A multimeter won't show you the noise from the power supply. Its a switch-mode supply so its bound to be noisy. I'd try adding a 5V regulator with lots of decoupling (0.1uF ceramic, 10.0uF ceramic and 2200uF electrolytic say) on its output and put that between the PSU and Arduino and see if that improves matters.

A quick test would be to just add more decoupling from Vcc to Gnd, and also from Vin to Gnd - an external regulator might be overkill.

Are you sure its not just the ethernet shield that's the problem though? You aren't clear whether its also present in the USB-powered setup.

Thanks for the advice, Mark. The ethernet shield is present in the USB setup so hopefully we can reject that as the source of the problem.

I'll add some decoupling between Vcc and GND and the signal and GND right now to see what difference it makes. I should have mentioned that the Arduino board I'm using is an UNO. I guess you're saying that the on-board regulator still leaves a very noisy 5V with a switch-mode supply!

I added a 220uF electrolyic [all I had to hand] from Vcc to GND near the TMP35 and that has significantly improved matters, so looks like this is exactly the right answer - thanks! Will add more when I manage to strip some caps off another project.

(you can see the values its reporting at http://dsarduinolab.appspot.com/?q=ds0_temp if you're interested :slight_smile: )

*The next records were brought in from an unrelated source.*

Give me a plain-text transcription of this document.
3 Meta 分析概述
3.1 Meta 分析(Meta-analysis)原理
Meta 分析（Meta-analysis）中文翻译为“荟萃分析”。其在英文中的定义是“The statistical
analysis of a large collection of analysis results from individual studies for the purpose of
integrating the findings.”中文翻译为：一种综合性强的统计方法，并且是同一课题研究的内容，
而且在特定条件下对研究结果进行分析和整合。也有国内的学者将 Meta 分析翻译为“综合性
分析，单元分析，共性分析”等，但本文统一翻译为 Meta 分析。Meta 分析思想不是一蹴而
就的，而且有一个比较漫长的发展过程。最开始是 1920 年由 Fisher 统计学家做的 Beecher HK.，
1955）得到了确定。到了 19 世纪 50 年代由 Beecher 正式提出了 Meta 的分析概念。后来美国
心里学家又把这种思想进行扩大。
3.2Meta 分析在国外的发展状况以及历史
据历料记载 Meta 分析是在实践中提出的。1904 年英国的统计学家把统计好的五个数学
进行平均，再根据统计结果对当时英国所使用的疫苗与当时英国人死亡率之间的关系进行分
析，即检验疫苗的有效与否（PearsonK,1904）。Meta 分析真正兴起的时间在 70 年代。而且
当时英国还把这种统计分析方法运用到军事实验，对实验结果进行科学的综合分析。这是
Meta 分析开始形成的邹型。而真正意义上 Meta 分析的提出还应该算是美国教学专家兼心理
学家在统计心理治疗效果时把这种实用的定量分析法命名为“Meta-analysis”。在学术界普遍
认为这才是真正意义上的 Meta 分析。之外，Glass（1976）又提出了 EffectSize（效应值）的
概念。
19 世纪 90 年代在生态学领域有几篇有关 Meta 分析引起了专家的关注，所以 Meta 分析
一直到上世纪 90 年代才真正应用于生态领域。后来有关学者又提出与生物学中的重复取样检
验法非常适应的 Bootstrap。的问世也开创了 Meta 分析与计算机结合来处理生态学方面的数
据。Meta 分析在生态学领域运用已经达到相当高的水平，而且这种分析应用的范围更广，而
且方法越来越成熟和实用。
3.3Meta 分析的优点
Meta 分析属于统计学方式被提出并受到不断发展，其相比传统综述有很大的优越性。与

Another simple tweak that might help is to add a ferrite toroid on the +ve wire from the psu - you might find one of these on an old USB cable. You can wrap the wire through it several turns to increase its low-pass-filtering effect.

Thanks for the tip! The power supply DC cable had a ferrite core on it already (near the plug), but I've added another. Hard to say if it's made a significant difference, I'll produce some graphs once I have a bit more data.

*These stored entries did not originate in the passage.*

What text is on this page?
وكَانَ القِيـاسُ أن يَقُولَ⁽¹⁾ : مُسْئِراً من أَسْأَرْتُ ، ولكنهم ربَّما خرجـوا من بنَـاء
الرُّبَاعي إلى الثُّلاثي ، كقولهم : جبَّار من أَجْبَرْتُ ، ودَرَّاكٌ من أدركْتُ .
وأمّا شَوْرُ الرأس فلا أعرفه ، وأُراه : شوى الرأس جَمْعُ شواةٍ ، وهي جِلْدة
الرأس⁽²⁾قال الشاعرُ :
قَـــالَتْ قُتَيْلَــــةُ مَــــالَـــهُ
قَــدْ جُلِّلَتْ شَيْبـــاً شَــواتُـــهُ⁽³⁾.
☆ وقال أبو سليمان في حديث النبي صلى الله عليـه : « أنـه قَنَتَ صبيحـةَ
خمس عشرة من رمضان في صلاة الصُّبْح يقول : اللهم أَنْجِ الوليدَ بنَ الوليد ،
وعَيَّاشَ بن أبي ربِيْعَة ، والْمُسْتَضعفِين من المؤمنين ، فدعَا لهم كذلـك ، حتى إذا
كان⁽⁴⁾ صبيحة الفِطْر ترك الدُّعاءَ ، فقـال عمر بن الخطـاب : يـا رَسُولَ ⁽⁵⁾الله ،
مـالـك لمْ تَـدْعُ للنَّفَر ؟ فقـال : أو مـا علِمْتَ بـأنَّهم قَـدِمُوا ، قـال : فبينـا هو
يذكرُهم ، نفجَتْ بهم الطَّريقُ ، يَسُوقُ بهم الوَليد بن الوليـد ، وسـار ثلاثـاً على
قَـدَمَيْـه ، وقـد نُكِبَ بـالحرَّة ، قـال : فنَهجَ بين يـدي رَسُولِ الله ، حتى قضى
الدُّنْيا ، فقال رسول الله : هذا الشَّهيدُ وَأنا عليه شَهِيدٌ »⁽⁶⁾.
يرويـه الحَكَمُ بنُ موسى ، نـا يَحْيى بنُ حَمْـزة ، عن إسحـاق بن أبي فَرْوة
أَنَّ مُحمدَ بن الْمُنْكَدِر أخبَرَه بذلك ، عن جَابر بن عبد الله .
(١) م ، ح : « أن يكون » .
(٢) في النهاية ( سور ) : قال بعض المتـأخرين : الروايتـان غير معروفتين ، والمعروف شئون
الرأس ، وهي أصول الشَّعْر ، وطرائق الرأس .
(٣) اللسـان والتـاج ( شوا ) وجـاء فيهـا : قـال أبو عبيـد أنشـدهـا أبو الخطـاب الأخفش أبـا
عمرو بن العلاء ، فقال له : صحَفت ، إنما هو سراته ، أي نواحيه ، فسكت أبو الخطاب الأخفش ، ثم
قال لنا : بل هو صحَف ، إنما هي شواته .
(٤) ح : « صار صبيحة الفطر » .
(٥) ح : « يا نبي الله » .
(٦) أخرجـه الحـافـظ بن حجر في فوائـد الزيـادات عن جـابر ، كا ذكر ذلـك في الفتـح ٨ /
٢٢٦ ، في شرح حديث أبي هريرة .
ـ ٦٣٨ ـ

No, not on the whole cable, just on the positive supply wire. That common-mode suppressor won't stop differential noise. An RF choke would also do if you have one lying about (less likely?).

I my project, when I try to read 64 measurements analog inputs on an(0),
some data were lost. Dont know why.
But what I'm saying , direct access to ADC solve a problem.:
ADCSRA = 0x87;
// turn on adc, freq = 1/128 , 125 kHz.
ADMUX = 0x60;
//Bit 5 – ADLAR: ADC Left Adjust Result
ADCSRA |= (1<<ADSC);
// while((ADCSRA&(1<<ADIF)) == 0); //Discard first conversion result.
while(!(ADCSRA & 0x10));

for(i=0; i<N; i++ ) {
ADCSRA |= (1<<ADSC);
// while((ADCSRA&(1<<ADIF)) == 0);
while(!(ADCSRA & 0x10));

x = ADCL;
_ x += (ADCH << 8); _
_
} _
There is book , that would be helpful in you project:
_
"C Programming for microcontrollers", by Joe Pardue.